That warm light

From small to large, my weight has always been heavier than my peers. When I was a child, I seemed to be chubby as cute. But as I grow older, especially in adolescence, I may be ignored or even squinted by others. Especially for girls, it is a heavy pressure. Over time, I became introverted and speechless, so that it would not attract the attention of others, nor would it cause unreasonable ridicule or humiliation.

I am used to being alone. Other girls went to the toilet after class, played in groups on the playground in groups of three or five, and played games freely with boys. I just sat silently in the corner and watched from a distance. Because I’m fat, I’m not good at sports, and the posture of running is ugly. “Like a clumsy penguin”-this is a physical education class, a boy said in front of his classmates. Maybe he was not malicious, but his words made the students laugh. I’m embarrassed, but I don’t know how to refute it… I actually think he said it very vividly. I really look like a penguin when I run up and down, or a stupid penguin who is overweight.

One summer vacation started, the school bought a large number of desks, all piled on the playground. The iron kind is very heavy. The teacher asked the students to move the desk upstairs, one for each person. Many girls will ask the boys for help. Some weak girls don’t even need to speak, and the boys will serve her like a gentleman.

Of course, not including me. In fact, I have long been accustomed to not treating myself as a girl, accustomed to taking care of myself, and doing what I can. Not to mention such a table, just a bed in front of me, I can also move it upstairs. So, without further ado, I moved up the table and walked forward.

However, my strength was not as good as that of a boy. After walking for ten meters, I was too tired to breathe. At this time, a boy came to me, I thought I was blocking his way, and quickly gave it aside. Unexpectedly, the boy stretched out his arm and said: “I will help you, you can’t move a girl.” This boy is not our class, I vaguely met him, it should be the third year. I busy refused: “No need, I can.” The boy took my desk indiscriminately and strode forward meteorically. When I followed to the classroom, the boy had already set the table and left.
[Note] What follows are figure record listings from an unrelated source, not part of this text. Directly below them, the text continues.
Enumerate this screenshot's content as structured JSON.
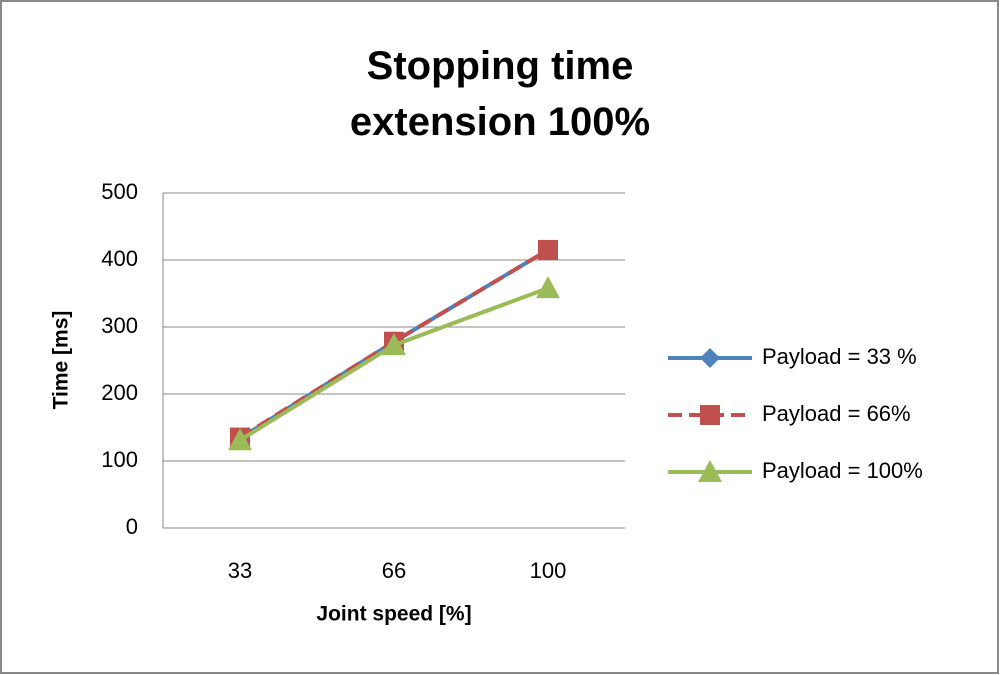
{
  "chart_data": {
    "type": "line",
    "title": "Stopping time extension 100%",
    "x_label": "Joint speed [%]",
    "y_label": "Time [ms]",
    "categories": [
      "33",
      "66",
      "100"
    ],
    "series": [
      {
        "name": "Payload = 33 %",
        "color": "#4f81bd",
        "marker": "diamond",
        "dash": false,
        "values": [
          134,
          278,
          415
        ]
      },
      {
        "name": "Payload =  66%",
        "color": "#c0504d",
        "marker": "square",
        "dash": true,
        "values": [
          135,
          278,
          415
        ]
      },
      {
        "name": "Payload =  100%",
        "color": "#9bbb59",
        "marker": "triangle",
        "dash": false,
        "values": [
          131,
          273,
          358
        ]
      }
    ],
    "ylim": [
      0,
      500
    ],
    "yticks": [
      0,
      100,
      200,
      300,
      400,
      500
    ],
    "grid": true,
    "legend": "right"
  }
}
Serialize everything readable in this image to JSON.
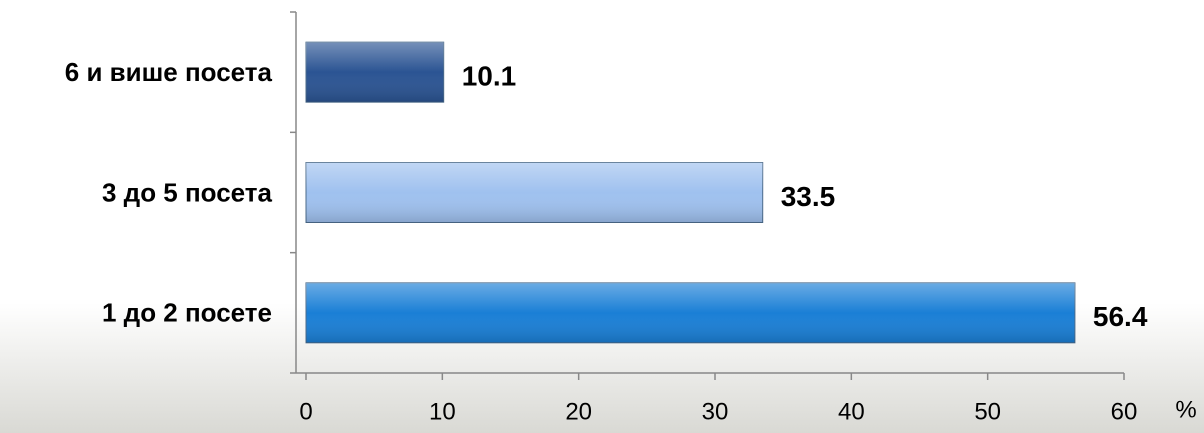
{
  "chart_data": {
    "type": "hbar",
    "categories": [
      "6 и више посета",
      "3 до 5 посета",
      "1 до 2 посете"
    ],
    "values": [
      10.1,
      33.5,
      56.4
    ],
    "colors": [
      "#2b5493",
      "#9fc1ef",
      "#1a7fd6"
    ],
    "xlim": [
      0,
      60
    ],
    "xticks": [
      0,
      10,
      20,
      30,
      40,
      50,
      60
    ],
    "x_unit": "%"
  }
}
That was the first time I enjoyed the treatment as a girl, and the first time I accepted the care of others. I didn’t know how I felt at that time, but I felt inexplicably warm. In the deepest part of my heart, there seems to be something awakened.

Since then, I have not seen the boy again, but I am like a different person. I am no longer afraid of shrinking, no longer being reticent, I try to socialize with my classmates, try to learn more actively, and even try to take part in physical exercise boldly, what about the ugly posture? Physical fitness is the purpose of exercise! At the beginning, some students would indeed be puzzled or even mocked, but after a long time, everyone is used to it. Later, more and more classmates are willing to play with me because I am not hypocritical and good at hacking. Everyone says that it is very easy and happy to be with me.

I found that not only did I change my personality, I became more confident and more optimistic, and my academic performance had also improved greatly. Even my parents were very surprised. They used to spend so much money to get me to cram school, but they didn’t have any results, but now their results have improved so much.

Now that I think about it, that should be the most important turning point in my life. If I didn’t meet the boy, and without his help out of respect and equality, I might still be the reticent inferiority girl, and I might still hide in a dark corner and refuse to come out. The boy was like a beam of light, which brought me warmth and light, let me re-know myself and re-plan my future life. If time could go back, I would love to return to that afternoon and say the most sincere thanks to the unknown boy. If I can, I am also willing to be a warm light to bring strength and courage to others.